Лёхич глядел на неё, не понимая. Она рассказывала, едва шевеля губами:

– Три места дали только на класс, чтобы питаться бесплатно. Ажелающих-то нашлось сразу человек семь… И все успели со справками, – прибавила она с досадой.

Лёхич думал, что сейчас ему попадёт из-за того, что он не сразу справки принёс. Но мама только бросила в сторону, неизвестно кому:

– Если такие нищие вы, то зачем было идти в элитную школу?

В Лёхиче всё росло и росло изумление. А сквозь него проступала тихая радость, в которую он боялся поверить.

– А к… кому дали? – спросил он, боясь поднять на маму глаза.

– Каталкину, вроде, – сказала мама. – И потом девочке ещё, я не помню фамилий…

– Может, Катушкину? – перебил Лёхич.

У них Каталкина не было.

Мама, не слушая его, продолжала:

– А третий – этот, ваш… Ты говорил, новенький пришёл к вам. Вроде, Прокопьев. Семеро у них там по лавкам, и отца нет. Умер, вроде, отец.

И снова сказала кому-то ещё, не Лёхичу:

– А ты, лахудра, думала, когда семерых заводила, что всякое может быть? Или заранее знала, что сможешь всюду ходить побираться: «Ах, у меня детей много!»

Он вздрогнул, услыхав, с какой ненавистью она говорит. И тогда она ему объяснила по-свойски, по-бабьи, точно своей подружке:

– Мамка там – пугало огородное, видал бы ты! Волосы вот так, в разные стороны… И на человека-то не похожа…

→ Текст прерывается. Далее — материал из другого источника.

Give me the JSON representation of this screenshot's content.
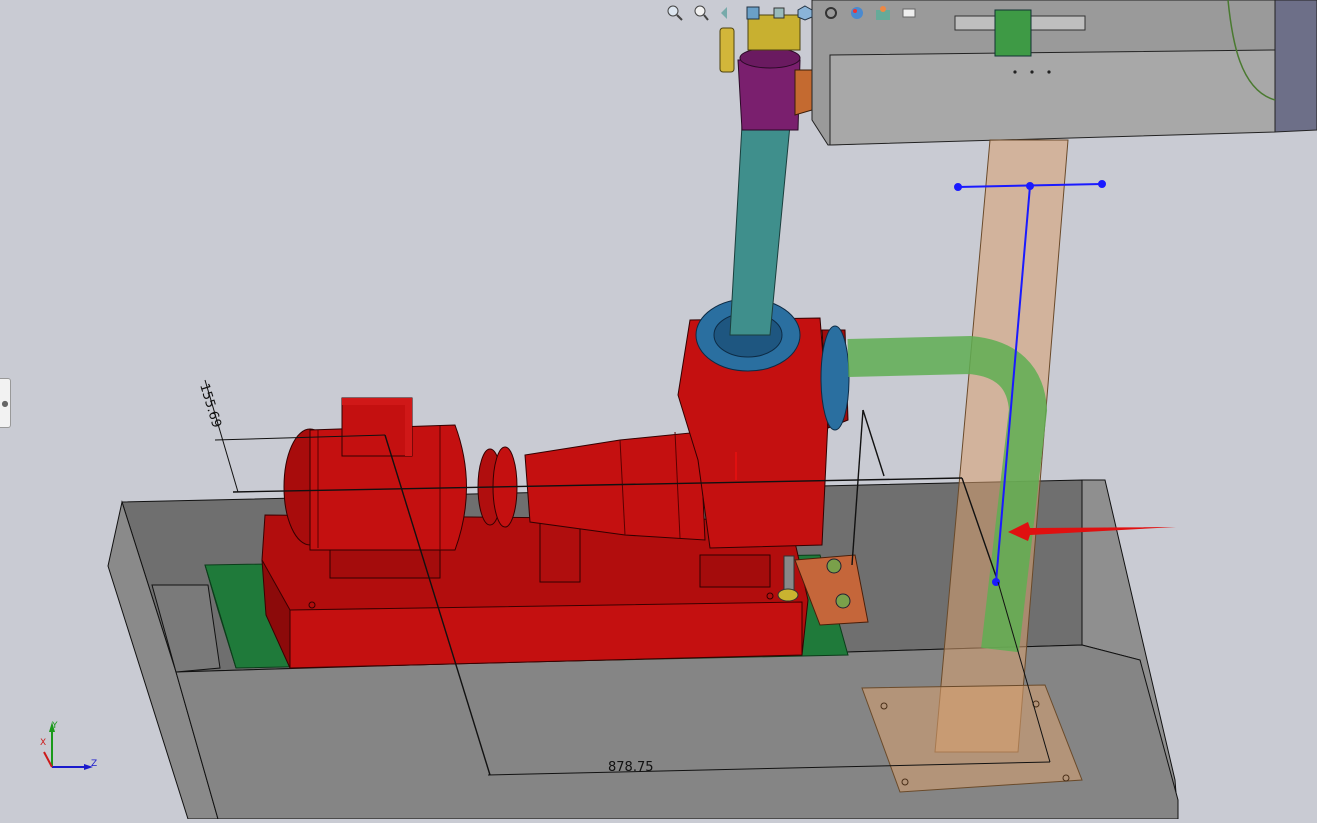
{
  "toolbar": {
    "buttons": [
      {
        "name": "zoom-to-fit-button",
        "icon": "zoom-to-fit-icon"
      },
      {
        "name": "zoom-to-area-button",
        "icon": "zoom-to-area-icon"
      },
      {
        "name": "previous-view-button",
        "icon": "previous-view-icon"
      },
      {
        "name": "section-view-button",
        "icon": "section-view-icon"
      },
      {
        "name": "view-orientation-button",
        "icon": "view-orientation-icon"
      },
      {
        "name": "display-style-button",
        "icon": "display-style-icon"
      },
      {
        "name": "hide-show-items-button",
        "icon": "hide-show-items-icon"
      },
      {
        "name": "edit-appearance-button",
        "icon": "edit-appearance-icon"
      },
      {
        "name": "apply-scene-button",
        "icon": "apply-scene-icon"
      },
      {
        "name": "view-settings-button",
        "icon": "view-settings-icon"
      }
    ]
  },
  "dimensions": {
    "vertical_offset": "155.69",
    "horizontal_length": "878.75"
  },
  "triad": {
    "y": "Y",
    "x": "X",
    "z": "Z"
  },
  "colors": {
    "background": "#c9cbd3",
    "pump_red": "#c41010",
    "base_green": "#1f7a3a",
    "pipe_green": "#5fae52",
    "pipe_teal": "#3f8f8c",
    "flange_blue": "#2a6fa0",
    "support_orange": "#d9a070",
    "sketch_blue": "#1a1aff",
    "arrow_red": "#e01010",
    "tray_grey": "#7e7e7e"
  }
}
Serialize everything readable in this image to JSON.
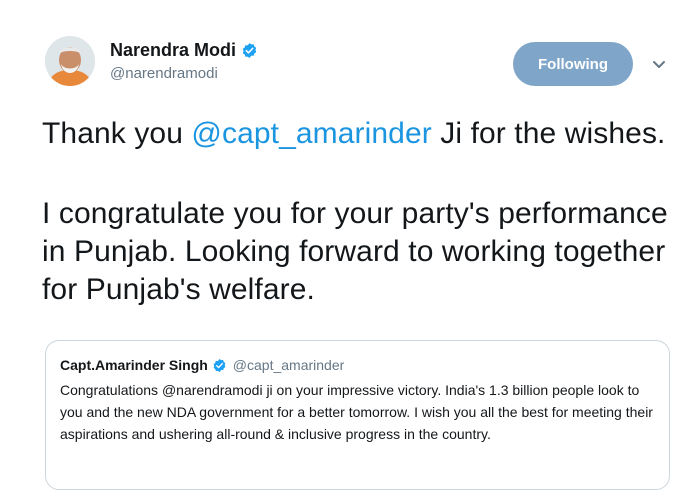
{
  "tweet": {
    "author_name": "Narendra Modi",
    "author_handle": "@narendramodi",
    "follow_label": "Following",
    "text_line1_before": "Thank you ",
    "text_line1_mention": "@capt_amarinder",
    "text_line1_after": " Ji for the wishes.",
    "text_para2": "I congratulate you for your party's performance in Punjab. Looking forward to working together for Punjab's welfare."
  },
  "quote": {
    "author_name": "Capt.Amarinder Singh",
    "author_handle": "@capt_amarinder",
    "text": "Congratulations @narendramodi ji on your impressive victory. India's 1.3 billion people look to you and the new NDA government for a better tomorrow. I wish you all the best for meeting their aspirations and ushering all-round & inclusive progress in the country."
  },
  "colors": {
    "verified": "#1da1f2",
    "follow_button": "#7fa6c9",
    "mention": "#1b95e0"
  },
  "icons": [
    "verified-badge-icon",
    "chevron-down-icon"
  ]
}
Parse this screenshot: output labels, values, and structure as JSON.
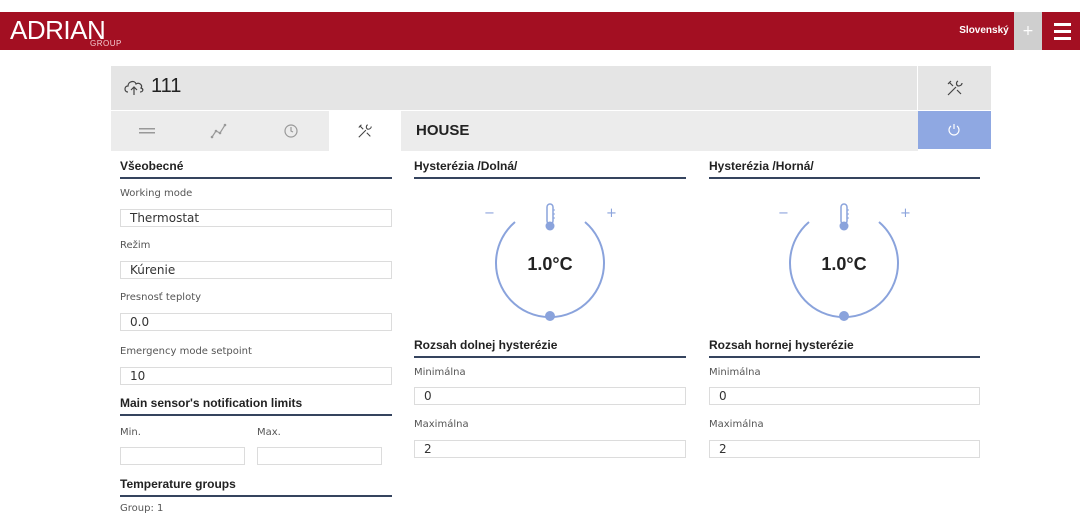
{
  "topbar": {
    "logo_text": "ADRIAN",
    "logo_sub": "GROUP",
    "language": "Slovenský",
    "plus_label": "+"
  },
  "device": {
    "name": "111",
    "section_title": "HOUSE"
  },
  "colors": {
    "brand_red": "#a30f22",
    "power_blue": "#8fa8e2",
    "dial_blue": "#8aa3dc",
    "section_line": "#35445e"
  },
  "tabs": [
    {
      "icon": "list-icon"
    },
    {
      "icon": "graph-icon"
    },
    {
      "icon": "clock-icon"
    },
    {
      "icon": "tools-icon",
      "active": true
    }
  ],
  "general": {
    "title": "Všeobecné",
    "working_mode_label": "Working mode",
    "working_mode_value": "Thermostat",
    "regime_label": "Režim",
    "regime_value": "Kúrenie",
    "precision_label": "Presnosť teploty",
    "precision_value": "0.0",
    "emergency_label": "Emergency mode setpoint",
    "emergency_value": "10"
  },
  "notification_limits": {
    "title": "Main sensor's notification limits",
    "min_label": "Min.",
    "max_label": "Max.",
    "min_value": "",
    "max_value": ""
  },
  "temperature_groups": {
    "title": "Temperature groups",
    "group_label": "Group: 1"
  },
  "hysteresis_low": {
    "title": "Hysterézia /Dolná/",
    "value": "1.0°C",
    "minus": "−",
    "plus": "+",
    "range_title": "Rozsah dolnej hysterézie",
    "min_label": "Minimálna",
    "min_value": "0",
    "max_label": "Maximálna",
    "max_value": "2"
  },
  "hysteresis_high": {
    "title": "Hysterézia /Horná/",
    "value": "1.0°C",
    "minus": "−",
    "plus": "+",
    "range_title": "Rozsah hornej hysterézie",
    "min_label": "Minimálna",
    "min_value": "0",
    "max_label": "Maximálna",
    "max_value": "2"
  }
}
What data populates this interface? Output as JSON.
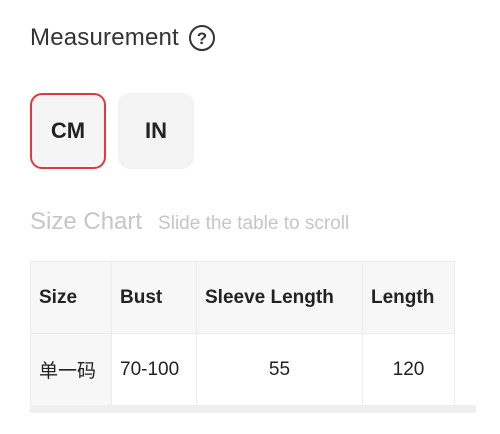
{
  "measurement": {
    "title": "Measurement",
    "help_symbol": "?"
  },
  "units": {
    "cm_label": "CM",
    "in_label": "IN",
    "selected": "CM",
    "selected_color": "#e0393e"
  },
  "size_chart": {
    "title": "Size Chart",
    "hint": "Slide the table to scroll"
  },
  "table": {
    "headers": [
      "Size",
      "Bust",
      "Sleeve Length",
      "Length"
    ],
    "rows": [
      [
        "单一码",
        "70-100",
        "55",
        "120"
      ]
    ]
  }
}
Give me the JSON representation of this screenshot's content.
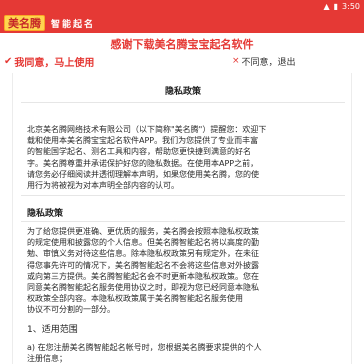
{
  "status_bar": {
    "signal_icon": "signal-icon",
    "battery_icon": "battery-icon",
    "time": "3:50"
  },
  "app_bar": {
    "logo_text": "美名腾",
    "subtitle": "智能起名"
  },
  "header_title": "感谢下载美名腾宝宝起名软件",
  "actions": {
    "agree_icon": "check-icon",
    "agree_label": "我同意，马上使用",
    "disagree_icon": "close-icon",
    "disagree_label": "不同意，退出"
  },
  "policy": {
    "title": "隐私政策",
    "intro_lines": [
      "北京美名腾网络技术有限公司（以下简称\"美名腾\"）提醒您：欢迎下",
      "载和使用本美名腾宝宝起名软件APP。我们为您提供了专业而丰富",
      "的智能国学起名、测名工具和内容，帮助您更快捷到满意的好名",
      "字。美名腾尊重并承诺保护好您的隐私数据。在使用本APP之前，",
      "请您务必仔细阅读并透彻理解本声明，如果您使用美名腾，您的使",
      "用行为将被视为对本声明全部内容的认可。"
    ],
    "section_title": "隐私政策",
    "body_lines": [
      "为了给您提供更准确、更优质的服务，美名腾会按照本隐私权政策",
      "的规定使用和披露您的个人信息。但美名腾智能起名将以高度的勤",
      "勉、审慎义务对待这些信息。除本隐私权政策另有规定外，在未征",
      "得您事先许可的情况下，美名腾智能起名不会将这些信息对外披露",
      "或向第三方提供。美名腾智能起名会不时更新本隐私权政策。您在",
      "同意美名腾智能起名服务使用协议之时，即视为您已经同意本隐私",
      "权政策全部内容。本隐私权政策属于美名腾智能起名服务使用",
      "协议不可分割的一部分。"
    ],
    "scope_title": "1、适用范围",
    "scope_lines": [
      "a) 在您注册美名腾智能起名帐号时，您根据美名腾要求提供的个人",
      "注册信息；"
    ]
  }
}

Лёхич как-то видел её – мама новенького приходила зачем-то в школу. Она и впрямь не похожа была на маму. И на человека не похожа была, скорей на какую-то птицу. Всклокоченная, с длинным носом. Ростом низенькая, и ещё сутулится. Руки она в карманах держала, и локти торчали назад, как будто крылья.

Но не было никаких сомнений, что она – чья-то мама, потому что за её куртку сбоку держалась какая-то малявка, Лёхич и не понял даже, мальчик или девочка. И эта малявка пищала:

– Мам… Ну, мам…

И новенький тоже, увидев её, вдруг улыбнулся и тихо сказал:

– А, мамка… – и побежал к ней.

Лёхича тогда зависть кольнула, только он не понял, что это зависть. Больно где-то внутри сделалось и очень одиноко. Сам он никогда не сказал бы про свою маму вот так: «А, мамка…» Чуть удивлённо и с проступающей сама по себе улыбкой…

– Я, если б была такая страшная, чёрная, сидела бы тихо, чтоб меня и не видать было, – горячилась между тем мама Лёхича. – А эта – выскочка, так и лезет вперёд, выпячивает своего сынка.


На собрании мама Прокопьева вела себя и вправду странно. Лёхичева мама глядела на неё и кривилась. Классная, Галина Николаевна, рассказывала, у кого как с математикой, хвалила двух ребят, что они стараются, а про всех остальных говорила скопом, что все позабыли, какие в лицее требования, и что надо было думать, прежде чем поступать…

– Больше я и не знаю, про кого доброе слово сказать! – разводила она руками, поворачиваясь так, чтоб её руки всем были видны.

И за одной партой лохматая, носатая женщина по-школьному, по-хулигански подсказывала ей громким шёпотом:

– Ещё Прокопьев! Миша Прокопьев!

Мама Лёши Михайлова оглядывалась на соседок, сама вертелась, как школьница, кивая всем на маму-Прокопьеву, приглашая всех молча осудить её. А той до них дела не было, лишь бы похвалили её сынка.

– Прокопьев – такой же разгильдяй, как и все! – отреагировала, наконец, математичка. – При его-то способностях, я вам скажу, он даже не вполсилы, он во-от на столечко учится.

Она показала двумя пальцами – на сколечко, и носатая вдруг расцвела. Всё-таки вытянула она похвалу своему разгильдяю – не учёбе, так хотя бы его способностям.

А после собрания, как ни расстроена была мама Лёхича, что ему не хватило бесплатных обедов, она остановилась в коридоре поговорить с другими родителями про то, как трудно сейчас учиться и как много денег надо сдавать – то на ремонт, то на какие-нибудь курсы-факультативы, то на поездку в театр.